Risk Taking – The school should actively encourage learners and teachers to risk failure in the pursuit of understanding.

Learner Centered – The school should surround the learner with ideas and information, encouraging the learner to pursue a wide variety of paths to knowledge, and supporting the personal growth for all who inhabit the community.

Diversity – The school should actively encourage and pursue the input of those both inside and outside the community with a diversity of opinions. The school should consistently check that it is inclusive and supportive of learners and teachers from diverse backgrounds.

Nurture all learners – The school should provide opportunities and encouragement for all members of the community including teachers, students and parents to learn and grow.

Pursue Innovation – The school should actively explore, pursue and test new ideas and technologies, while always keeping the learner at the heart of the pursuit.

Good schools graduate good people – The school should actively and explicitly teach learners to think beyond themselves, encouraging students to value kindness and generosity.

Break down the walls – The school should provide access and opportunities for learners and teachers to reach outside the walls of the school to the neighboring, national and global community.”

Now, I wonder how I can bridge in my buildings the importance of this and the familiar phrase that we often hear, “How can this idea raise test scores?” I miss the days when creativity reigned supreme instead of today’s mantra: GET THOSE TEST SCORES UP!

What do you think?

Things I Learned While Out for Surgery

I have a bad habit (well, OK, maybe more than one…) of not learning when to stop. Maybe it’s a guy thing, or maybe it’s the curse of perfectionism, or fear of failure. Whatever the reason, there comes a time when a big stick from Above has to whack you full force across the back of the head to get you to slow down and listen. Now that I’m home recovering from knee surgery (just finished McCullough’s book on the Panama Canal: did you know that the French started the canal and the United States finished it? I had NO clue!), I’ve learned quite a lot from having to relax:

1) Even though I have great technology at my hands, it still doesn’t replace having friends: Although this sounds syrupy, imagine what it’s like to be lying on the couch and your colleagues pull up in the driveway to bring you dinner. Imagine what it’s like to have a colleague carry your materials from a meeting while also lending you crutches.

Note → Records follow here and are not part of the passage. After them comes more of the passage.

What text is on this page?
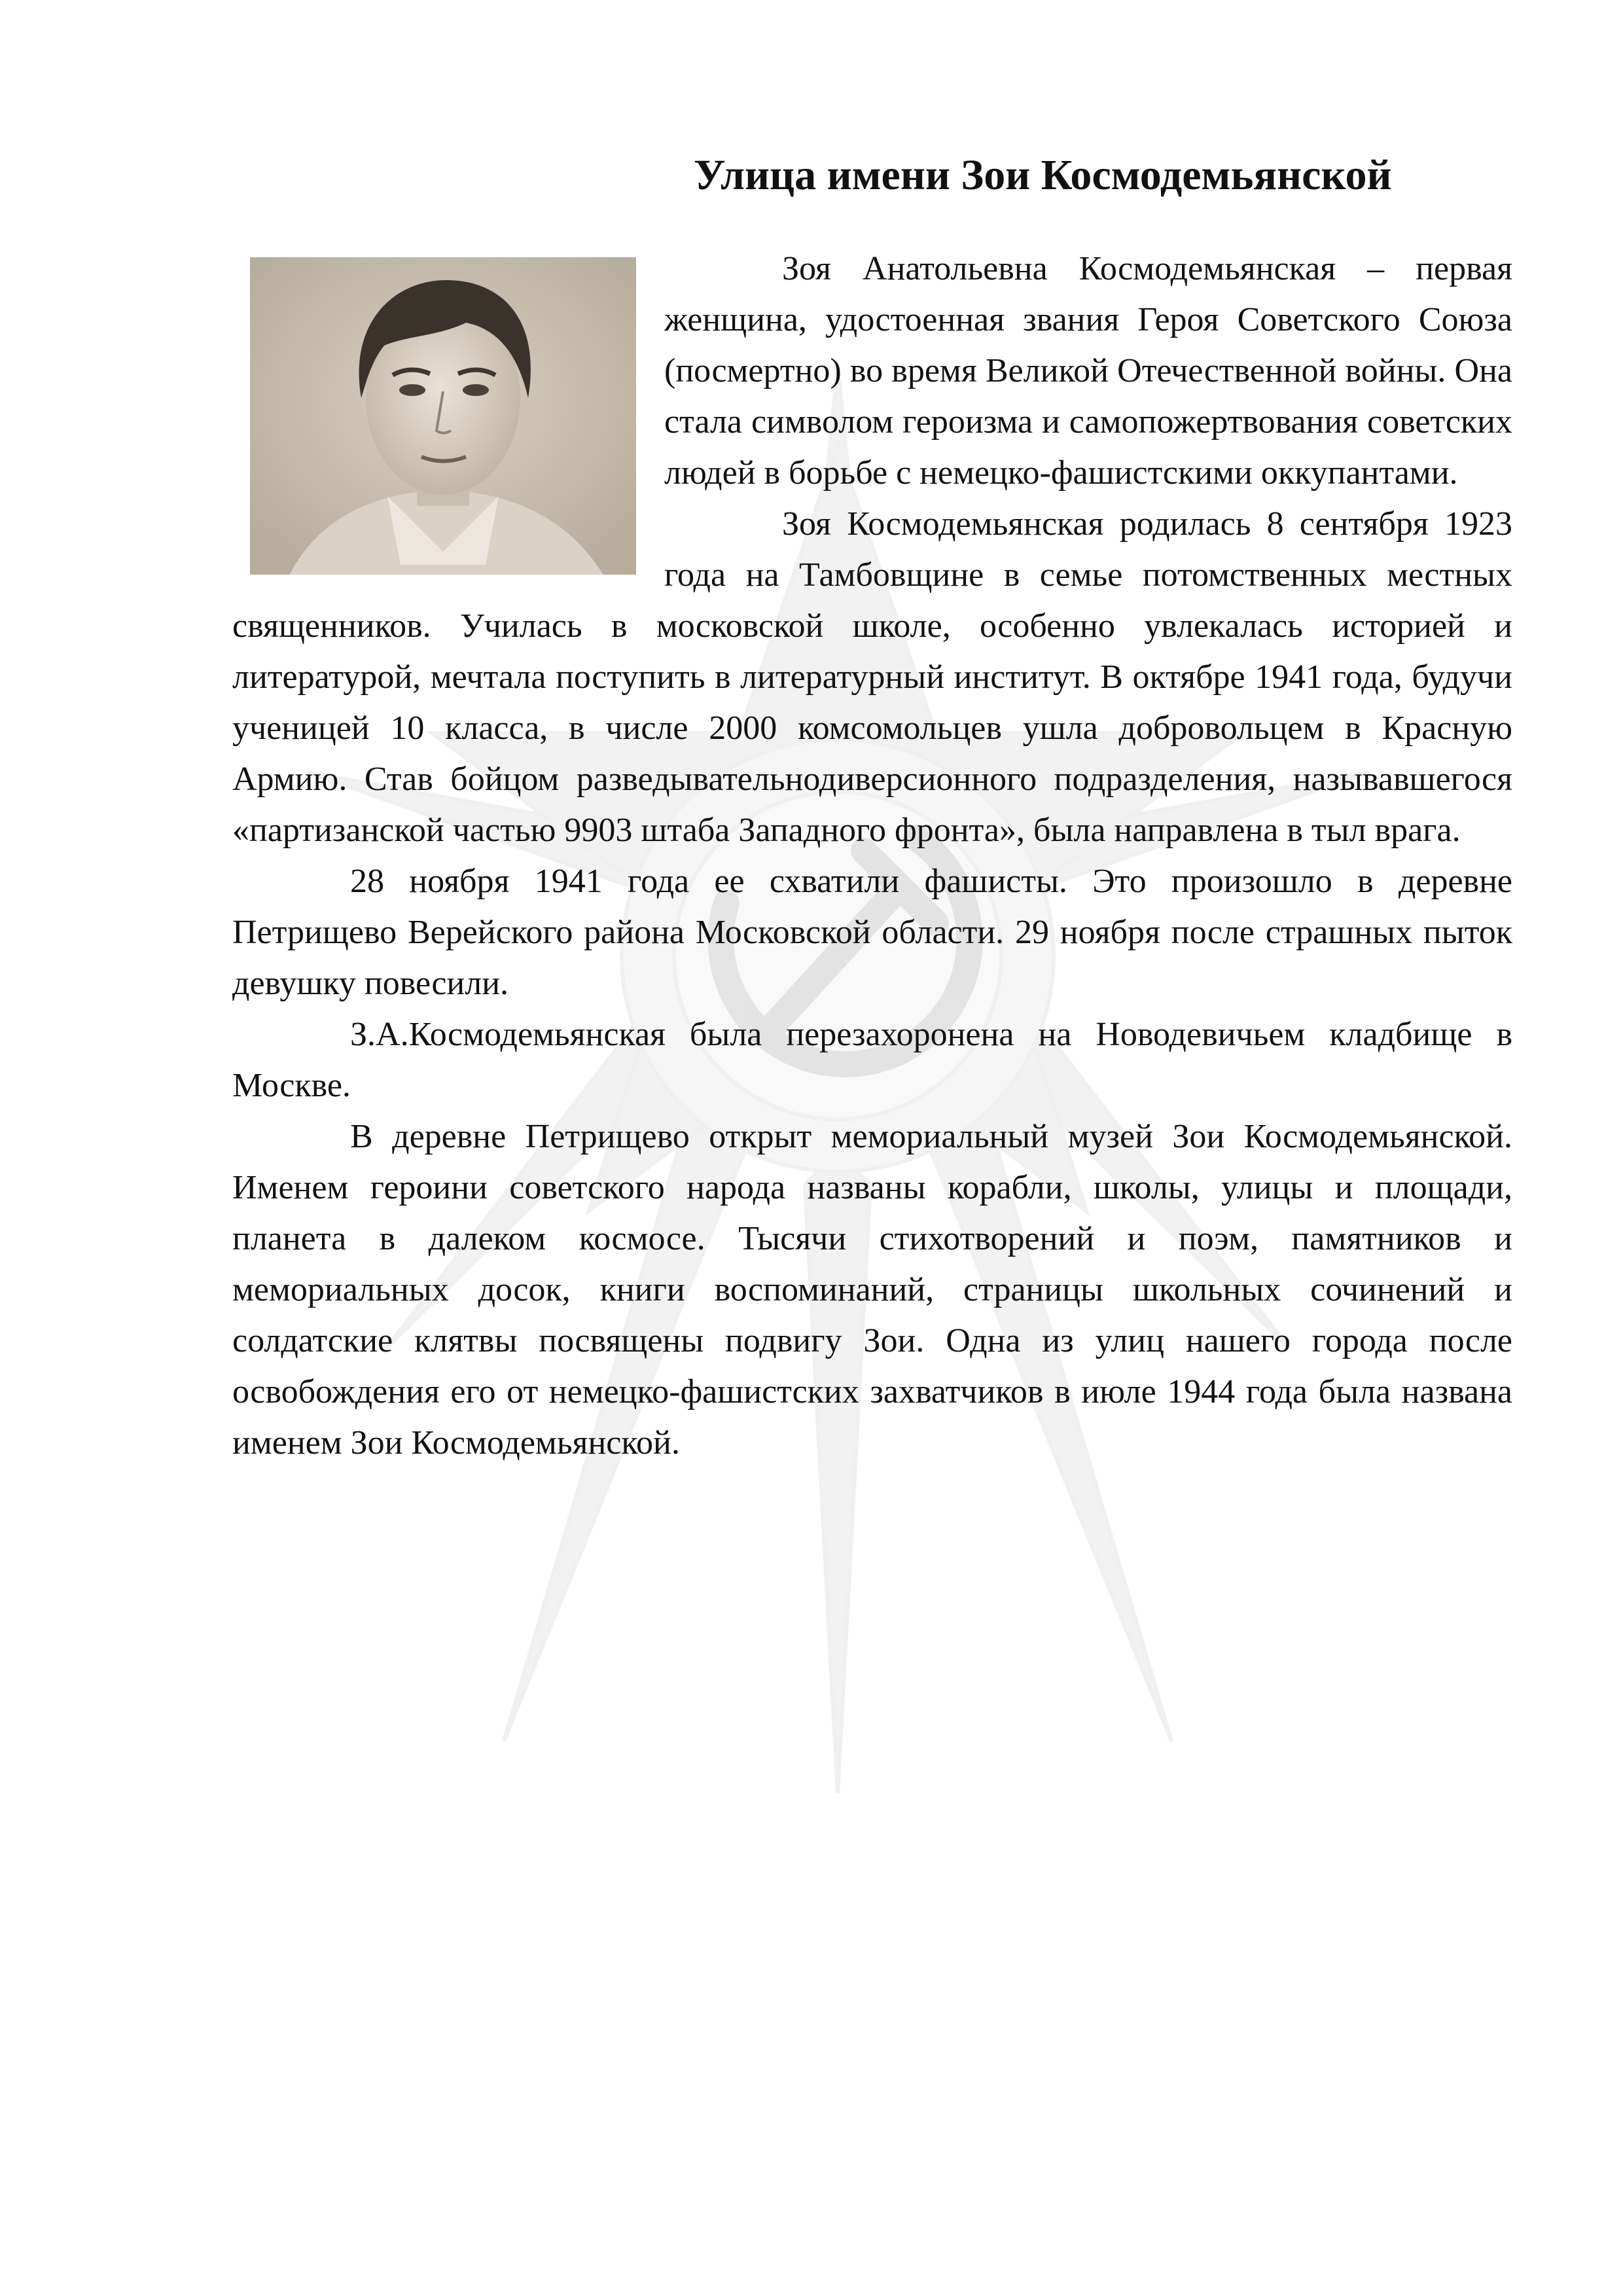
Улица имени Зои Космодемьянской

Зоя Анатольевна Космодемьянская – первая женщина, удостоенная звания Героя Советского Союза (посмертно) во время Великой Отечественной войны. Она стала символом героизма и самопожертвования советских людей в борьбе с немецко-фашистскими оккупантами.

Зоя Космодемьянская родилась 8 сентября 1923 года на Тамбовщине в семье потомственных местных священников. Училась в московской школе, особенно увлекалась историей и литературой, мечтала поступить в литературный институт. В октябре 1941 года, будучи ученицей 10 класса, в числе 2000 комсомольцев ушла добровольцем в Красную Армию. Став бойцом разведывательнодиверсионного подразделения, называвшегося «партизанской частью 9903 штаба Западного фронта», была направлена в тыл врага.

28 ноября 1941 года ее схватили фашисты. Это произошло в деревне Петрищево Верейского района Московской области. 29 ноября после страшных пыток девушку повесили.

З.А.Космодемьянская была перезахоронена на Новодевичьем кладбище в Москве.

В деревне Петрищево открыт мемориальный музей Зои Космодемьянской. Именем героини советского народа названы корабли, школы, улицы и площади, планета в далеком космосе. Тысячи стихотворений и поэм, памятников и мемориальных досок, книги воспоминаний, страницы школьных сочинений и солдатские клятвы посвящены подвигу Зои. Одна из улиц нашего города после освобождения его от немецко-фашистских захватчиков в июле 1944 года была названа именем Зои Космодемьянской.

2) Even though I can get stressed out by all that I have to do in my job, I still have phenomenal colleagues to lean on: Not once have I had to worry about my buildings not having coverage–they took turns taking care of my staffs!

3) Even though I can’t be everywhere and every moment, email can: I avoided my email for three days, and when I opened it, I had 88 messages waiting. How phenomenal to think just ten years ago email was in its infancy–how would I have kept on top of everything going at the office?

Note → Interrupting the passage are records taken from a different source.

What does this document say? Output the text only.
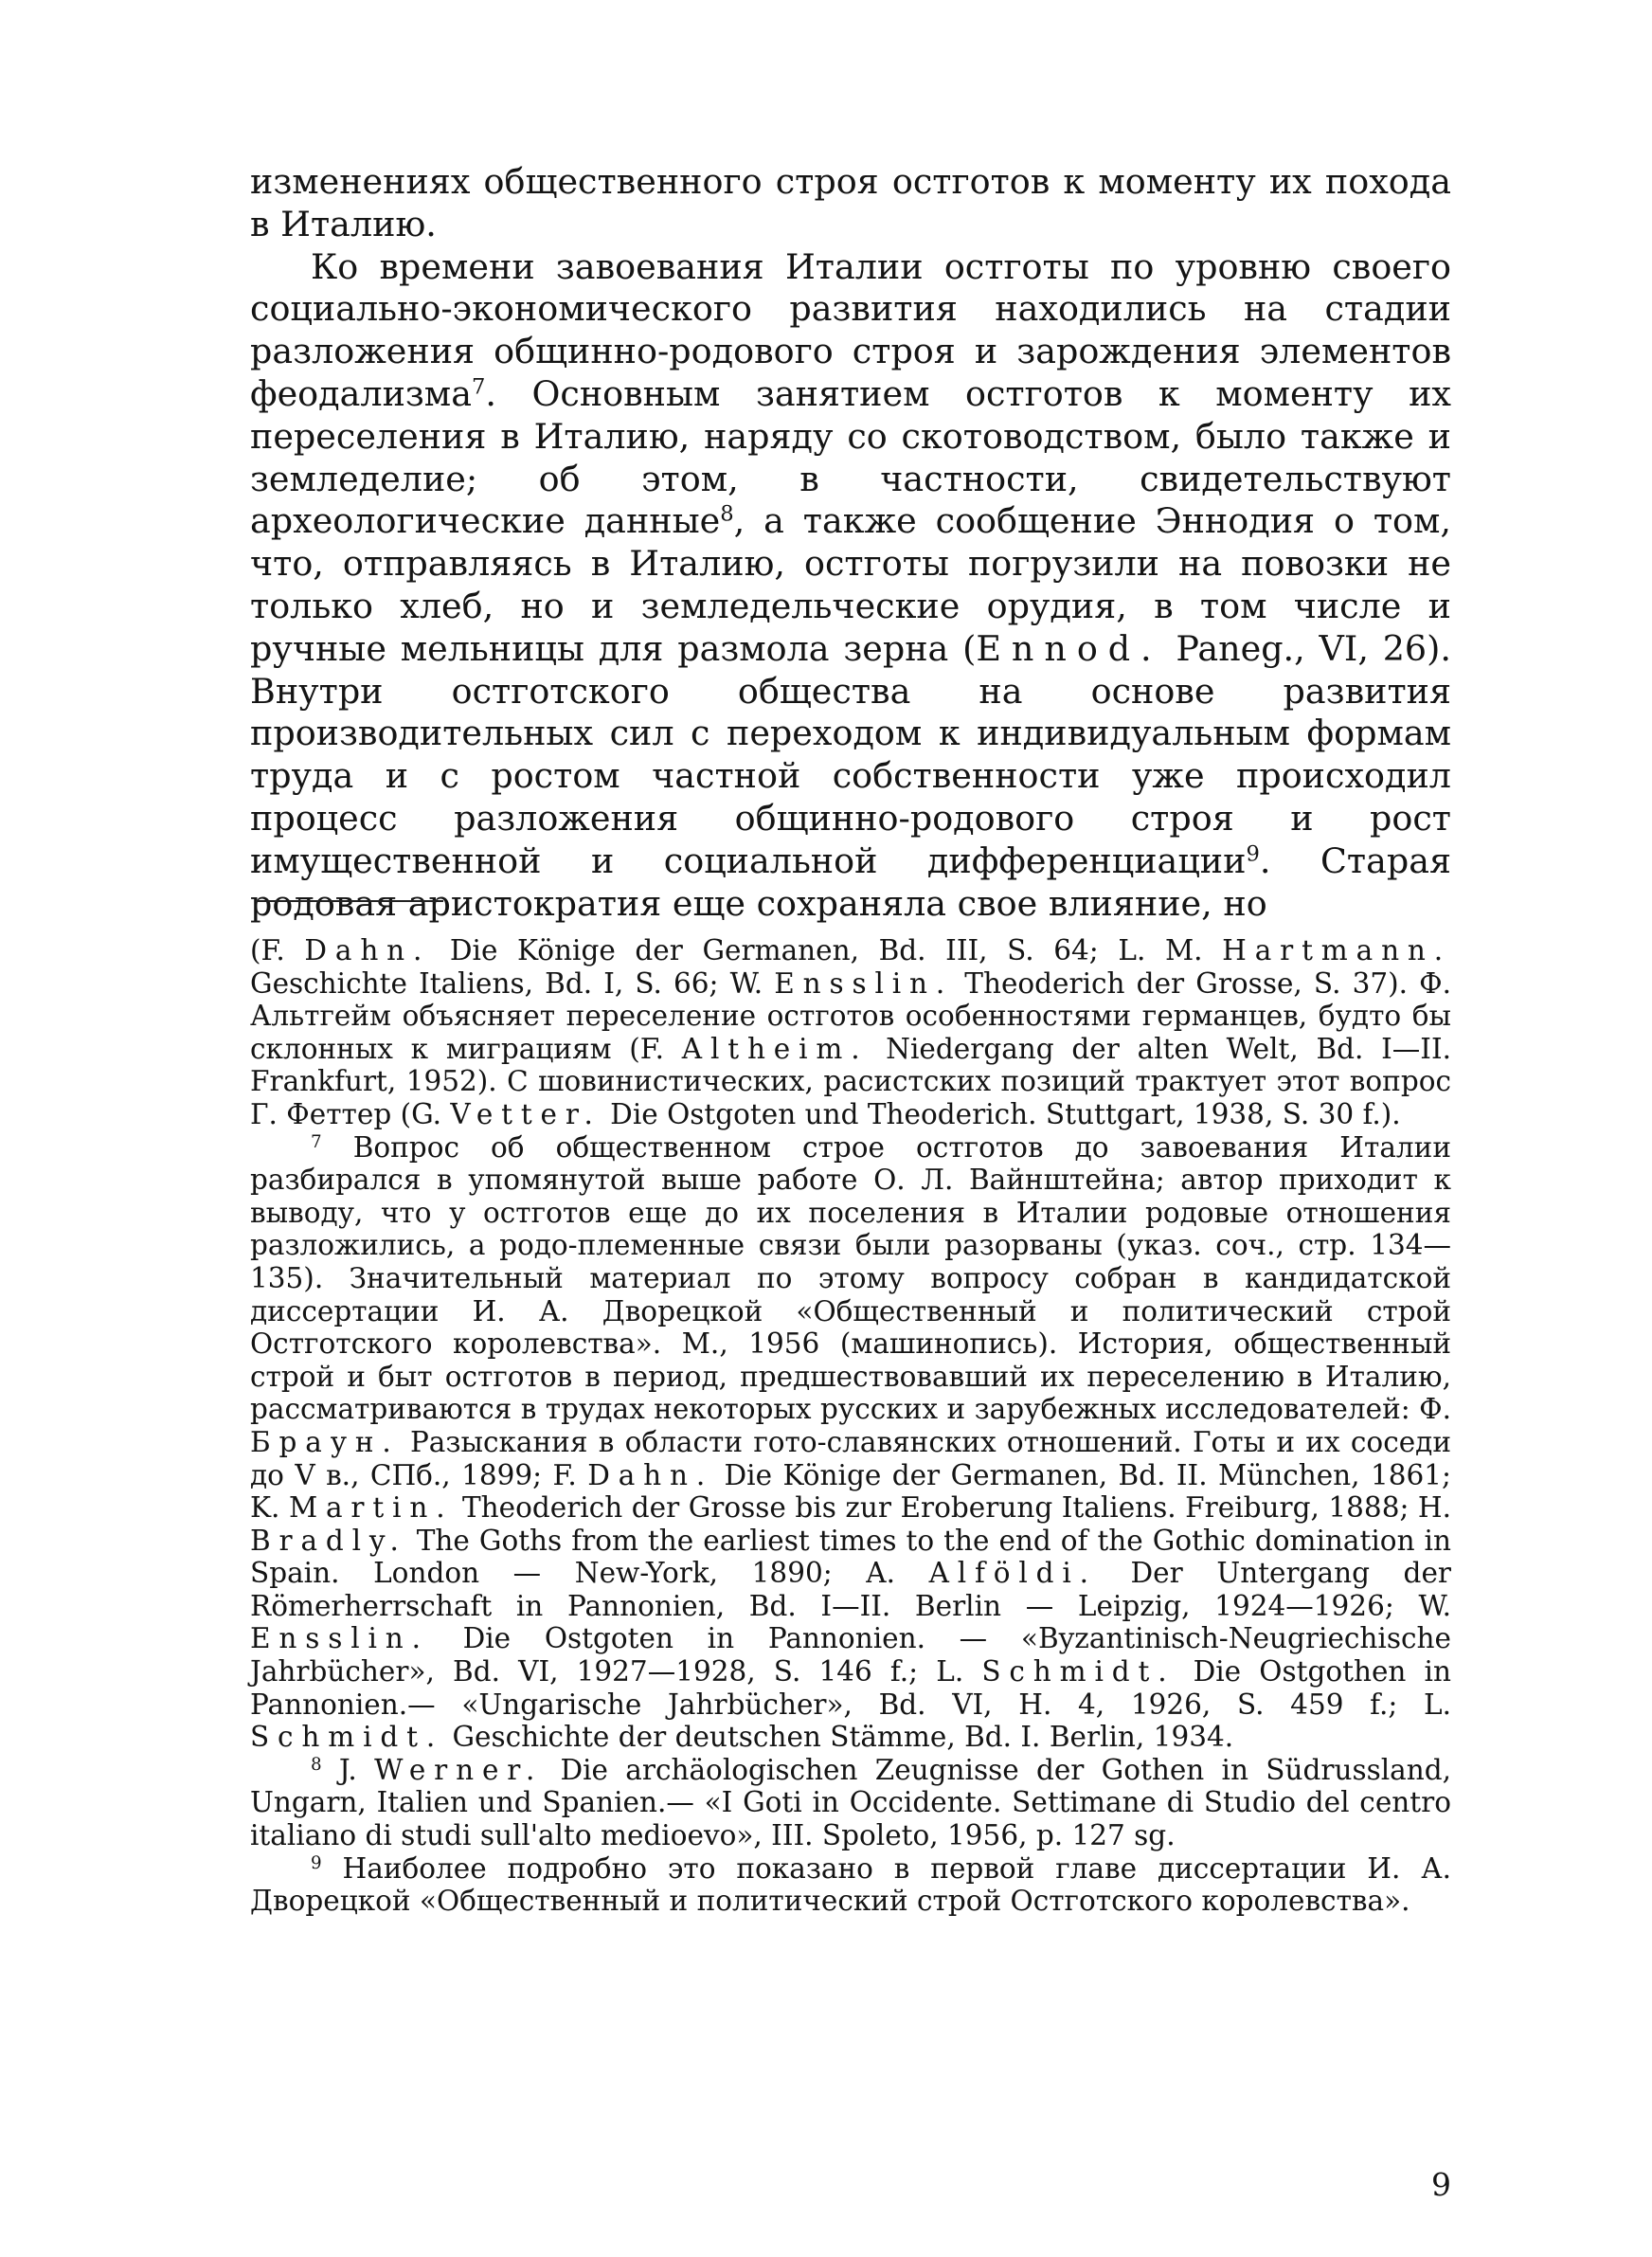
изменениях общественного строя остготов к моменту их похода в Италию.

Ко времени завоевания Италии остготы по уровню своего социально-экономического развития находились на стадии разложения общинно-родового строя и зарождения элементов феодализма$^7$. Основным занятием остготов к моменту их переселения в Италию, наряду со скотоводством, было также и земледелие; об этом, в частности, свидетельствуют археологические данные$^8$, а также сообщение Эннодия о том, что, отправляясь в Италию, остготы погрузили на повозки не только хлеб, но и земледельческие орудия, в том числе и ручные мельницы для размола зерна (Ennod. Paneg., VI, 26). Внутри остготского общества на основе развития производительных сил с переходом к индивидуальным формам труда и с ростом частной собственности уже происходил процесс разложения общинно-родового строя и рост имущественной и социальной дифференциации$^9$. Старая родовая аристократия еще сохраняла свое влияние, но

(F. Dahn. Die Könige der Germanen, Bd. III, S. 64; L. M. Hartmann. Geschichte Italiens, Bd. I, S. 66; W. Ensslin. Theoderich der Grosse, S. 37). Ф. Альтгейм объясняет переселение остготов особенностями германцев, будто бы склонных к миграциям (F. Altheim. Niedergang der alten Welt, Bd. I—II. Frankfurt, 1952). С шовинистических, расистских позиций трактует этот вопрос Г. Феттер (G. Vetter. Die Ostgoten und Theoderich. Stuttgart, 1938, S. 30 f.).

$^7$ Вопрос об общественном строе остготов до завоевания Италии разбирался в упомянутой выше работе О. Л. Вайнштейна; автор приходит к выводу, что у остготов еще до их поселения в Италии родовые отношения разложились, а родо-племенные связи были разорваны (указ. соч., стр. 134—135). Значительный материал по этому вопросу собран в кандидатской диссертации И. А. Дворецкой «Общественный и политический строй Остготского королевства». М., 1956 (машинопись). История, общественный строй и быт остготов в период, предшествовавший их переселению в Италию, рассматриваются в трудах некоторых русских и зарубежных исследователей: Ф. Браун. Разыскания в области гото-славянских отношений. Готы и их соседи до V в., СПб., 1899; F. Dahn. Die Könige der Germanen, Bd. II. München, 1861; K. Martin. Theoderich der Grosse bis zur Eroberung Italiens. Freiburg, 1888; H. Bradly. The Goths from the earliest times to the end of the Gothic domination in Spain. London — New-York, 1890; A. Alföldi. Der Untergang der Römerherrschaft in Pannonien, Bd. I—II. Berlin — Leipzig, 1924—1926; W. Ensslin. Die Ostgoten in Pannonien. — «Byzantinisch-Neugriechische Jahrbücher», Bd. VI, 1927—1928, S. 146 f.; L. Schmidt. Die Ostgothen in Pannonien.— «Ungarische Jahrbücher», Bd. VI, H. 4, 1926, S. 459 f.; L. Schmidt. Geschichte der deutschen Stämme, Bd. I. Berlin, 1934.

$^8$ J. Werner. Die archäologischen Zeugnisse der Gothen in Südrussland, Ungarn, Italien und Spanien.— «I Goti in Occidente. Settimane di Studio del centro italiano di studi sull'alto medioevo», III. Spoleto, 1956, p. 127 sg.

$^9$ Наиболее подробно это показано в первой главе диссертации И. А. Дворецкой «Общественный и политический строй Остготского королевства».

9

4) Even though I stay busy, my beautiful wife of 25 years still never ceases to make me happy
: What a patient, calm, and loving joy! While I was asleep in the hospital bed, she patiently kept vigil and never complained once. While I was adjusting to using a walker, she never laughed once. When I was wearing The Gown and struggling to hold the IV as I walked across the room, she never snickered once. Thankfully she didn’t see into the marriage future and see THAT–ugh!

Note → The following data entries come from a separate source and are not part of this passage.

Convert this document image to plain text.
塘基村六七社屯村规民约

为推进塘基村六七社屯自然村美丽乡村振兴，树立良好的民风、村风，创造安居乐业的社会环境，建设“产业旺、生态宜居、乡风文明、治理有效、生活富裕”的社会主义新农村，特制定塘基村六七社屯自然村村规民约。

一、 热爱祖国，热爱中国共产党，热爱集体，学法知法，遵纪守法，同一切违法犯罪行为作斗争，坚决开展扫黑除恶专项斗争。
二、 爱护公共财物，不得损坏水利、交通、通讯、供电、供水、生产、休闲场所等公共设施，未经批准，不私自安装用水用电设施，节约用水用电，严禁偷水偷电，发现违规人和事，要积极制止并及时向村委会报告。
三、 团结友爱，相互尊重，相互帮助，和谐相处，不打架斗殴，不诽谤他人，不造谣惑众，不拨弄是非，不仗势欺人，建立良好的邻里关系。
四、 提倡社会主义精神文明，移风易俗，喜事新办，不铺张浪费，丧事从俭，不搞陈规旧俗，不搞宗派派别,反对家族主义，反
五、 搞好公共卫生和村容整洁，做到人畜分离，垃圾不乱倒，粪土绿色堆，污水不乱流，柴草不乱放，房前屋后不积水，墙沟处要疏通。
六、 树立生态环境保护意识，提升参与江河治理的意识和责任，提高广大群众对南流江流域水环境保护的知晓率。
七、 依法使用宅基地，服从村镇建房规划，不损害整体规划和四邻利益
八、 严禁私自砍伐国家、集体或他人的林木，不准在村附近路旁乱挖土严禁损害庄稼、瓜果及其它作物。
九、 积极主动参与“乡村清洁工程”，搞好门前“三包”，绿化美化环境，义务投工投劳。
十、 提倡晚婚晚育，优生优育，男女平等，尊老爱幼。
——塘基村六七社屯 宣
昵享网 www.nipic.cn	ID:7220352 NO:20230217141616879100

5) Even though one thinks they can’t live without computer techology, they CAN take a break from it: I read a 600 page book in six days! My daughter in Lex., Ky, surprised me with a handwritten letter. We watched movies and didn’t rush off to finish paper work. I took naps in the afternoons and felt great. I listened to a Beethoven symphony and paid attention to how it was written. I looked at the clouds. And, even though I wasn’t “busy,” I felt GREAT.

6) Even though I still ache from surgery, I remembered to tell my surgeon today that I appreciated him taking good care of me: His smile was all I needed to know that he doesn’t hear this often. Who else, I wonder, never hears a thank you?

Yes, thank goodness for pain. It has made me remember what’s important.